Each year, British Journal of Photography presents its Ones To Watch – a selection of 20 emerging image-makers, chosen from a list of nearly 450 nominations. Collectively, they provide a window into where photography is heading, at least in the eyes of the curators, editors, agents, festival producers and photographers we invited to nominate. Throughout the next few weeks, we will be sharing profiles of the 20 photographers, originally published in the latest issue of BJP, delivered direct with an 1854 Subscription.
Tracing her own Bedouin ancestry, Eldalil documented the daily lives of Egypt’s nomad community
“I was part of the 2011 Egyptian revolution; I saw first-hand the impact of visual storytelling, how we document history, and how it’s erased,” recalls Rehab Eldalil. At the time, she was studying for a BA in photography at Helwan University in Greater Cairo. “After that I began using photography to dig into my ancestry – trying to make a connection,” she says. For Eldalil, to document has become an act of remembering.
The Sinai Peninsula, a sparsely populated desert region between the Red Sea and the Mediterranean, is a significant place for the photographer; it is where her ancestors once lived. More recently, her father fought in the 1973 Arab-Israeli War. Then, once the Israeli occupation of Egyptian Sinai lands ended in 1982, he was stationed as a military engineer there, tasked with removing any remaining weapons, such as landmines. Eldalil was born in Cairo, but as a child she often visited the region. Despite this, “my father rarely spoke about our Sinai ancestry, and it became a family joke,” she says. “We had so much history and trauma from our Bedouin and Palestinian lineage that nobody wanted to talk about it.”
The Bedouin people are indigenous to the peninsula, and live nomadic lives across the Middle Eastern deserts. Hoping to retrace her history, Eldalil returned to the region.
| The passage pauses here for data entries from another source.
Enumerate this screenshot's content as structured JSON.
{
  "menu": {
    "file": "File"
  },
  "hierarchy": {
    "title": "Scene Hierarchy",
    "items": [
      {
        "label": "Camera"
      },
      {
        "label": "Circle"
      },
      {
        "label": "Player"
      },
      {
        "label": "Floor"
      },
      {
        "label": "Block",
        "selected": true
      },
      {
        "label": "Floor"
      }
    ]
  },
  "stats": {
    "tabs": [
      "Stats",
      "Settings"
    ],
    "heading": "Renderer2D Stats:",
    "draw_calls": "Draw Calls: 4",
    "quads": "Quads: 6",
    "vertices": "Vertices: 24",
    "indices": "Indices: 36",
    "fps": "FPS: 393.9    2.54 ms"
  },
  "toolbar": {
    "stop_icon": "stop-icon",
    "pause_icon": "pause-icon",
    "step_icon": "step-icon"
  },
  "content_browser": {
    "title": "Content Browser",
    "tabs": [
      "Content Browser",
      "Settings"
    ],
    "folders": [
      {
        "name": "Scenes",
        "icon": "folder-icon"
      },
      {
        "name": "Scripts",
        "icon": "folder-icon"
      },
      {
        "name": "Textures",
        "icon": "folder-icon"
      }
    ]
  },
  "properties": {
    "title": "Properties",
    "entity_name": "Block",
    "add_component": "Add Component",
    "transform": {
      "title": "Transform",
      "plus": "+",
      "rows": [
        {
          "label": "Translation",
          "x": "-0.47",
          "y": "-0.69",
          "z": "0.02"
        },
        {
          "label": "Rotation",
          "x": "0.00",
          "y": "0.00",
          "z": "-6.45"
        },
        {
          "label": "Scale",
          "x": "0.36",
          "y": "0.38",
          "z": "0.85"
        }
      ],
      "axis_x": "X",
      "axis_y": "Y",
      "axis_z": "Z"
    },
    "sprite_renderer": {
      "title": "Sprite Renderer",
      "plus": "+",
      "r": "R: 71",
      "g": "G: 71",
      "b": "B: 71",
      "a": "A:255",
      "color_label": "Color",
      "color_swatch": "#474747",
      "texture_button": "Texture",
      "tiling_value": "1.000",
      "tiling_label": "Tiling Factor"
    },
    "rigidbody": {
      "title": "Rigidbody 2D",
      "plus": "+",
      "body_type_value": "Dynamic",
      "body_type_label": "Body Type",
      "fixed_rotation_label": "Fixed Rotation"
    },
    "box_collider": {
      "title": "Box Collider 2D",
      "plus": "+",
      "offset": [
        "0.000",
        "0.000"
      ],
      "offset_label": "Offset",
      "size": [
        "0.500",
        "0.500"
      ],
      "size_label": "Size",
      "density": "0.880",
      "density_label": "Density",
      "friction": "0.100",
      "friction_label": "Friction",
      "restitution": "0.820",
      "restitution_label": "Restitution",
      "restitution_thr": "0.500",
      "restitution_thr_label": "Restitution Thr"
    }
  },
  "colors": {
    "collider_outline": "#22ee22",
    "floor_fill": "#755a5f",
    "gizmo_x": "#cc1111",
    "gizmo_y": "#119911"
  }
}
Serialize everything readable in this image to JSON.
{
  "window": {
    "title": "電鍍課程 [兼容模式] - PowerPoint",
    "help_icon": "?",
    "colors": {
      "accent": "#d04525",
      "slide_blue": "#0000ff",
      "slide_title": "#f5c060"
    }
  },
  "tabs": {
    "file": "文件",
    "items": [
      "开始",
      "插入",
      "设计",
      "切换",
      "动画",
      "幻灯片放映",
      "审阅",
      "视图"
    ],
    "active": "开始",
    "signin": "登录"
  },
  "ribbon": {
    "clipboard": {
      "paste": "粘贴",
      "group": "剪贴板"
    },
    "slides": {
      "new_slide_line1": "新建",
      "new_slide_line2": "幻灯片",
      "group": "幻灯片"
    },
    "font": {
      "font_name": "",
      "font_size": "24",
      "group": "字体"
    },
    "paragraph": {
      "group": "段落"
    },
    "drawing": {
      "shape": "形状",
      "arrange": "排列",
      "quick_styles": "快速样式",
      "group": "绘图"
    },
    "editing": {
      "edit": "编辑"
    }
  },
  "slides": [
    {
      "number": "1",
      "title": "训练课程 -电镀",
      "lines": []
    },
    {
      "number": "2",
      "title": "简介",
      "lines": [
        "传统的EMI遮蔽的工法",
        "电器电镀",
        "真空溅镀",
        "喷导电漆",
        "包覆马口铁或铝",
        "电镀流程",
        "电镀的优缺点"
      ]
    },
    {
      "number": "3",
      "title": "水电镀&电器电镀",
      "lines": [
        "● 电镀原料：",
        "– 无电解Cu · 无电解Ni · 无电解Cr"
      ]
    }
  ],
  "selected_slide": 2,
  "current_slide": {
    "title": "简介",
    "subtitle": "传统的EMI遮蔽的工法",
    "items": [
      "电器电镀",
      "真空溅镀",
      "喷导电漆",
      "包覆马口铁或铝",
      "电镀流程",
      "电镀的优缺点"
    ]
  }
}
After seven years of research, she began The Longing of the Stranger Whose Path Has Been Broken (2018). “I connected to the community and slowly the project became a collaboration,” she says. Eldalil was still shooting in South Sinai the same year she began a photography MA at Falmouth University. “With documentary, there are always issues with agency and representation, especially with indigenous communities – I wanted the Bedouin to have control over their voice,” she says. “Eventually my search for belonging became a far wider piece about the universal process of seeking a home, and the interconnectedness between people and land. It is their story as much as it is mine.”
Bedouin art, language and archival imagery are all incorporated into the series. “Poetry is used daily; to flirt, tell stories and to express yourself,” she explains of Bedouin custom. Some men inscribed their thoughts and stories over Eldalil’s images. “Many of the women didn’t want to be photographed,” she says. “So we printed the portraits on fabric, over which they could then embroider.” Embroidery is a traditional practice for the Bedouin women. “It’s not about hiding anything, it’s about having control over your image,” Eldalil continues.
While Eldalil was working on her initial project, some Bedouin elders were looking to produce a document to help educate younger generations about their traditions and customs. Together, they worked on Eldalil’s second collaborative project with the community: a field guide. “The guide touches upon the community’s interconnectedness with the land,” she says. “The tribe elders wrote a database of native plants and their uses.” Eldalil recalls one man using the guide with his son, helping the boy identify flower species and routes on the map.
Peggy Sue Amison, the artistic director of East Wing gallery in Doha, who nominated Eldalil, describes her photography as: “A whole new level of interaction. [Eldalil] assists in building a legacy for the Bedouin people – her multidimensional approach touches both viewers and subjects in unforgettable ways.”
Eldalil, who has also spent time working with NGOs, including Unicef, has not been able to uncover her personal links to the Bedouin tribes, but says she has “let go of that. I have embraced that I might always be in some way a stranger,” she continues. “But that has helped me to realise this isn’t just my story – it’s a story about this community and their identity.”
Isaac Huxtable joined the British Journal of Photography in October 2020, where he is currently the Editorial Assistant. Prior to this, he studied a BA in History of Art at the Courtauld Instititue of Art, London.